Os avanços do ZarcNM estão sendo discutidos na 9ª Reunião da Rede Zarc, realizada em Brasília, com a participação de cerca de 100 pesquisadores de 34 unidades da Embrapa, além de representantes do setor produtivo, instituições financeiras, seguradoras e órgãos governamentais.

Entre os temas em debate estão a evolução metodológica do zoneamento, sistemas de monitoramento, análise de dados e a expansão do modelo para outras culturas.

A expectativa é que, com o amadurecimento do projeto, o ZarcNM se consolide como uma ferramenta estratégica para a gestão de riscos no agronegócio brasileiro, incentivando práticas mais eficientes e sustentáveis no campo.

Perspectivas para o produtor

Com maior subvenção e ampliação de cobertura, o novo modelo tende a estimular a adesão ao seguro rural e fortalecer a cultura de gestão de risco no campo.

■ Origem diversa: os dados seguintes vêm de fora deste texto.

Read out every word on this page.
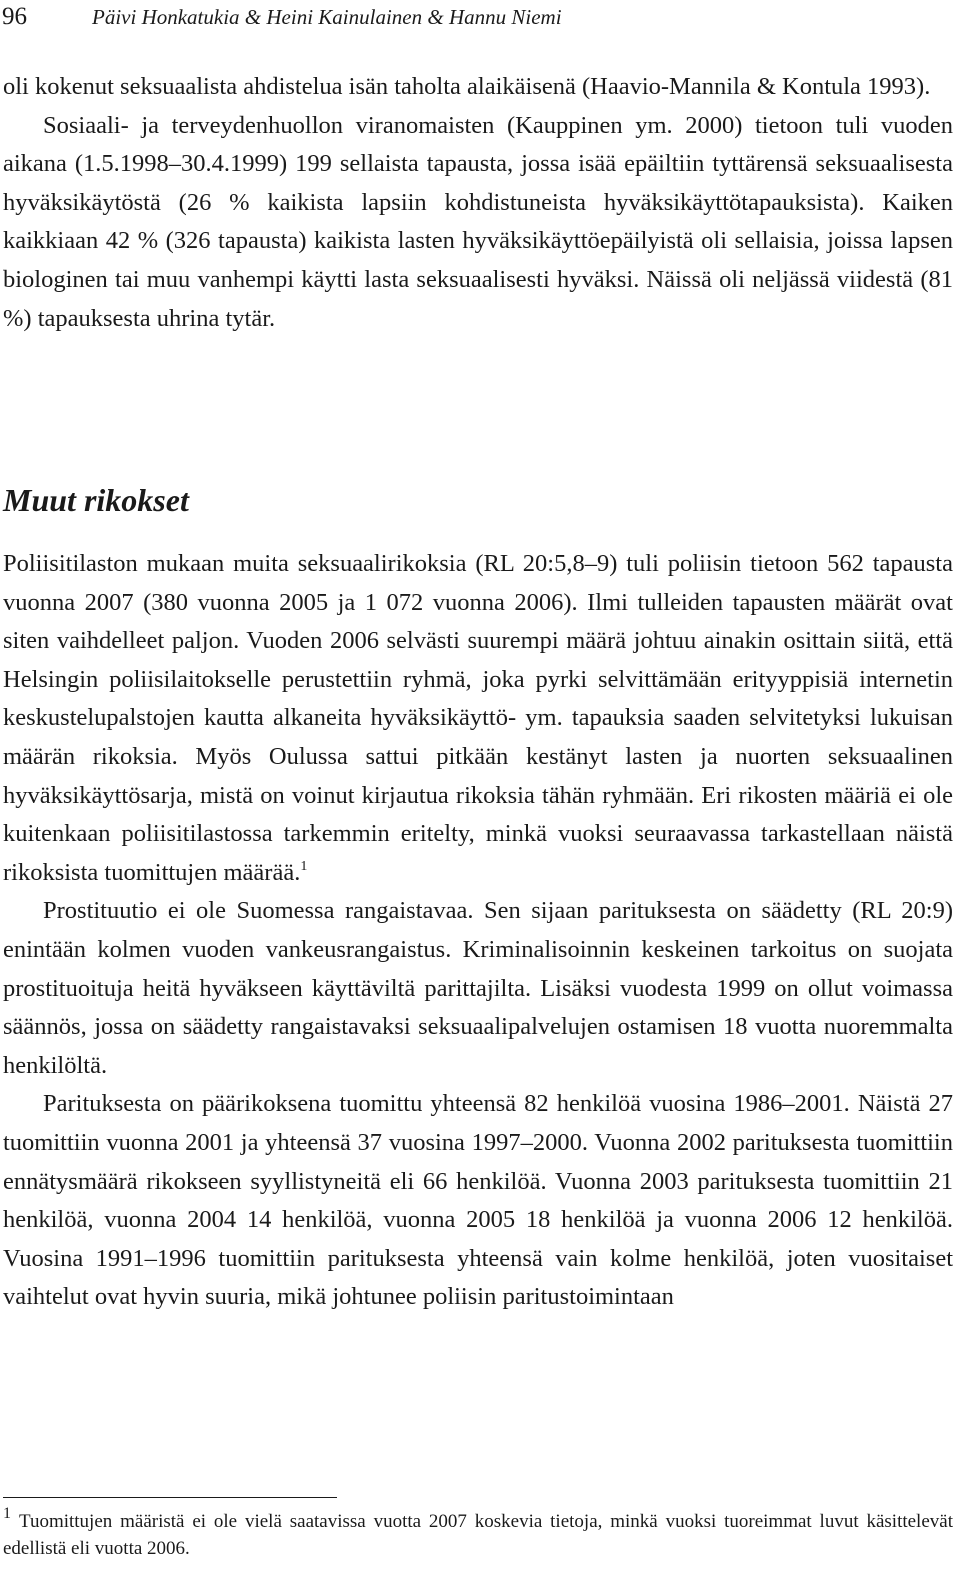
96	Päivi Honkatukia & Heini Kainulainen & Hannu Niemi

oli kokenut seksuaalista ahdistelua isän taholta alaikäisenä (Haavio-Mannila & Kontula 1993).

Sosiaali- ja terveydenhuollon viranomaisten (Kauppinen ym. 2000) tietoon tuli vuoden aikana (1.5.1998–30.4.1999) 199 sellaista tapausta, jossa isää epäiltiin tyttärensä seksuaalisesta hyväksikäytöstä (26 % kaikista lapsiin kohdistuneista hyväksikäyttötapauksista). Kaiken kaikkiaan 42 % (326 tapausta) kaikista lasten hyväksikäyttöepäilyistä oli sellaisia, joissa lapsen biologinen tai muu vanhempi käytti lasta seksuaalisesti hyväksi. Näissä oli neljässä viidestä (81 %) tapauksesta uhrina tytär.

Muut rikokset

Poliisitilaston mukaan muita seksuaalirikoksia (RL 20:5,8–9) tuli poliisin tietoon 562 tapausta vuonna 2007 (380 vuonna 2005 ja 1 072 vuonna 2006). Ilmi tulleiden tapausten määrät ovat siten vaihdelleet paljon. Vuoden 2006 selvästi suurempi määrä johtuu ainakin osittain siitä, että Helsingin poliisilaitokselle perustettiin ryhmä, joka pyrki selvittämään erityyppisiä internetin keskustelupalstojen kautta alkaneita hyväksikäyttö- ym. tapauksia saaden selvitetyksi lukuisan määrän rikoksia. Myös Oulussa sattui pitkään kestänyt lasten ja nuorten seksuaalinen hyväksikäyttösarja, mistä on voinut kirjautua rikoksia tähän ryhmään. Eri rikosten määriä ei ole kuitenkaan poliisitilastossa tarkemmin eritelty, minkä vuoksi seuraavassa tarkastellaan näistä rikoksista tuomittujen määrää.$^1$

Prostituutio ei ole Suomessa rangaistavaa. Sen sijaan parituksesta on säädetty (RL 20:9) enintään kolmen vuoden vankeusrangaistus. Kriminalisoinnin keskeinen tarkoitus on suojata prostituoituja heitä hyväkseen käyttäviltä parittajilta. Lisäksi vuodesta 1999 on ollut voimassa säännös, jossa on säädetty rangaistavaksi seksuaalipalvelujen ostamisen 18 vuotta nuoremmalta henkilöltä.

Parituksesta on päärikoksena tuomittu yhteensä 82 henkilöä vuosina 1986–2001. Näistä 27 tuomittiin vuonna 2001 ja yhteensä 37 vuosina 1997–2000. Vuonna 2002 parituksesta tuomittiin ennätysmäärä rikokseen syyllistyneitä eli 66 henkilöä. Vuonna 2003 parituksesta tuomittiin 21 henkilöä, vuonna 2004 14 henkilöä, vuonna 2005 18 henkilöä ja vuonna 2006 12 henkilöä. Vuosina 1991–1996 tuomittiin parituksesta yhteensä vain kolme henkilöä, joten vuositaiset vaihtelut ovat hyvin suuria, mikä johtunee poliisin paritustoimintaan

$^1$ Tuomittujen määristä ei ole vielä saatavissa vuotta 2007 koskevia tietoja, minkä vuoksi tuoreimmat luvut käsittelevät edellistä eli vuotta 2006.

Ao vincular benefícios financeiros à qualidade do manejo, o ZarcNM cria um ambiente mais favorável à produtividade sustentável, ao mesmo tempo em que reduz a exposição do produtor a eventos climáticos adversos.

A tendência é que o programa ganhe escala nos próximos anos, consolidando-se como um dos pilares da política agrícola brasileira.